I take a napkin and a flaky, hot biscuit. “You baked?”
She smiles wryly, and her grey eyes light up. “Made the dough before and froze it. Not much room for anything else.”
Killian’s hand reaches down between us, and he snatches two. “Best baker ever.” He gives Libby a quick kiss on her cheek. “Love you, Elly May.”
She rolls her eyes and sets the tray down for the guys. “I’m thinking you’re more loving my biscuits right now, lawn bum.”
“Never.”
They grin at each other, and I take a picture before sitting down. Killian is right; Libby is an excellent baker. And Libby is right; the food is devoured in a blink. I find a seat and simply watch the guys interact. There’s something comforting about witnessing old friends enjoy each other’s company.
But they don’t leave me out. Whip turns his attention to me soon enough. “So, Bren threw you right into the lion’s den, eh?”
“You guys seem pretty tame.”
He laughs, and I’m struck by the fact that he looks very much like Killian, only blue-eyed instead of dark. “Sadly, we are now.”
“You miss being wild?” I ask, taking a picture because he’s just too pretty lounging in a black leather armchair, his toned body doing nice things for the vintage Def Leppard concert tee he’s wearing.
“Naw,” he says. “I’m kind of liking this tamer phase. More productive, at the very least.”
“He’s just getting old,” Rye says, opening a small fridge and pulling out a few bottles of beer.

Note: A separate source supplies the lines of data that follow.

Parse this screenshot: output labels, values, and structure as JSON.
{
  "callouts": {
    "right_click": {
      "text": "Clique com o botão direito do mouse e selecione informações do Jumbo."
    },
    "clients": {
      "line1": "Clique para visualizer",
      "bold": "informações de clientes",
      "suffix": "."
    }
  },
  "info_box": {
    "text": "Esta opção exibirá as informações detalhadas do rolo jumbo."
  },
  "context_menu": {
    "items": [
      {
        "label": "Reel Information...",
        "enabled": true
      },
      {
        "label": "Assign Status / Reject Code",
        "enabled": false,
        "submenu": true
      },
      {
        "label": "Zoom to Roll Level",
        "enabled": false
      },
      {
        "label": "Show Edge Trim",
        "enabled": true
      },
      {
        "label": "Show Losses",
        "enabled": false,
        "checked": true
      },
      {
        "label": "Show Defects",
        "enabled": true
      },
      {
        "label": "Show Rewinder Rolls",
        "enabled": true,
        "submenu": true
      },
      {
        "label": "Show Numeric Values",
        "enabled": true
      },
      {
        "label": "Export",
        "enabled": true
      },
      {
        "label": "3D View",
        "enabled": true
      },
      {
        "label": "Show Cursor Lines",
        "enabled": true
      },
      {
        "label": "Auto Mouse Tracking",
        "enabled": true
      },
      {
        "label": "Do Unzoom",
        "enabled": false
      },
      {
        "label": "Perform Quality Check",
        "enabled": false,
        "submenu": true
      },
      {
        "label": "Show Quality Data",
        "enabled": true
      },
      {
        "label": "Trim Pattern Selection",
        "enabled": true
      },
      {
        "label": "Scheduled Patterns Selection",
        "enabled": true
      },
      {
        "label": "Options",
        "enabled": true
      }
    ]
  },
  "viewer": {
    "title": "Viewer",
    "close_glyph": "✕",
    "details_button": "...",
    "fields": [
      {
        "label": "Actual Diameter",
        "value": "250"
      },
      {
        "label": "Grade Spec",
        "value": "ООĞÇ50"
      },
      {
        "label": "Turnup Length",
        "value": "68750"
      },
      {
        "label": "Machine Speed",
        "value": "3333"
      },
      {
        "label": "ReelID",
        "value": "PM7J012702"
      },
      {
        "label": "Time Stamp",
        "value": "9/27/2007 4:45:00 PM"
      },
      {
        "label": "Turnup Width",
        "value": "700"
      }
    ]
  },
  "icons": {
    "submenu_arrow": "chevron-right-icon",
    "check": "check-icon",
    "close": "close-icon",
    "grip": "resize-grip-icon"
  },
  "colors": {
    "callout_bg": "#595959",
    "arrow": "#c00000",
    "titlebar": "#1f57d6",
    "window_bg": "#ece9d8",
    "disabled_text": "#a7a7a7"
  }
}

“You’re six months older than I am,” Whip points out.
“I age better.”
“Like moldy cheese,” Whip says.
Rye plops down next to me on the small banquet. “I’m surprised Scottie was cool with you sleeping on this bus.”
Killian passes me a beer. “Why wouldn’t he be? It’s her job to record us.”
“It’s cute that you described my job with finger quotes,” I tell him, rolling my eyes.
He grins with teeth, so fake, and I snap a pic before he can stop. At this he scowls, but it lacks any heat.
“Brat. I’m not saying I like my every move being chronicled—and post that goof one at your peril—but I’m admitting it’s a needed aspect of the tour, all right?”
I blink rapidly while clutching my chest. “Can’t. Respond. Shock. Too. Great.”
Libby laughs. “See? You’ll fit in just fine.”
“Thanks.” I click beer bottles with her.
“Still not getting why Scottie would complain about Sophie on the bus,” Killian says. “He was adamant that we treat her with…” His voice turns crisp and clipped, mimicking Gabriel’s accent to a tee. “…‘the bloody respect a trained professional deserves.’”
He said that? I become a little less ticked at him. Just a little.
Rye gives an expansive sigh. “Because dumbass Jax made it sound like he’d hooked up with her.”
Killian’s mouth falls open, and he stares at Jax as if he’s sprouted horns. “You told Scottie you slept with Sophie?” he all but squeaks, which is impressive given his naturally low voice.
“It was a joke,” Jax says from his sprawl across the couch. “Calm down.”
Killian shakes his head. “Oh, man. That’s nothing to joke about. You’re dead.”
“Scottie needs to lighten up. And you do too.”
“He has every right to kick your ass.” Killian wings a bottle cap at Jax. “You violated the first law of the man code, Mr. Dead Man Walking.”
Jax frowns. “No way.”
“Yeah, you did,” Whip adds with a laugh.
Even Rye shakes his head. “You didn’t know? Who put you up to even telling Scottie that story?”
Jax sits up straight. “Brenna brought it up to him!”
Rye makes a noise of horror. “That’s just mean. Even for Brenna.”
“Eh,” Jax says, rubbing the back of his head. “I think he was giving her shit for something.”
“Clearly the man was playing with fire,” Rye deadpans.
“Truth.”
“What the hell is the first law of the man code?” I cut in.
Killian takes a sip of his beer before answering. “Never encroach upon your buddy’s territory.”
“Territory,” I parrot. “You make us sound like dogs.”
“Soph,” Whip says solemnly, “when it comes to guys and sex, we’re all dogs.”
“True,” adds Rye.
“I’m not Gabriel’s territory for him to piss over.” Not that anyone seems to believe me.
Killian’s dark eyes fill with amusement. “You’re the only one he lets call him Gabriel.”
“Shit,” Jax says with a wince. “You’re right. I missed that.”
“You’re blind then.” Whip gives Jax’s flat belly a slap. “Dude, he saw her first. That’s like calling—“
“If you say ‘dibs’,” Libby cuts in, “I will gag.”
Killian laughs and slings an arm around her. “Aw, honey, no gagging without my helping.”
At this we all gag.
“But still,” Jax says when the guys settle down. “How was I supposed to know? We’re talking about Scottie, for fuck’s sake.”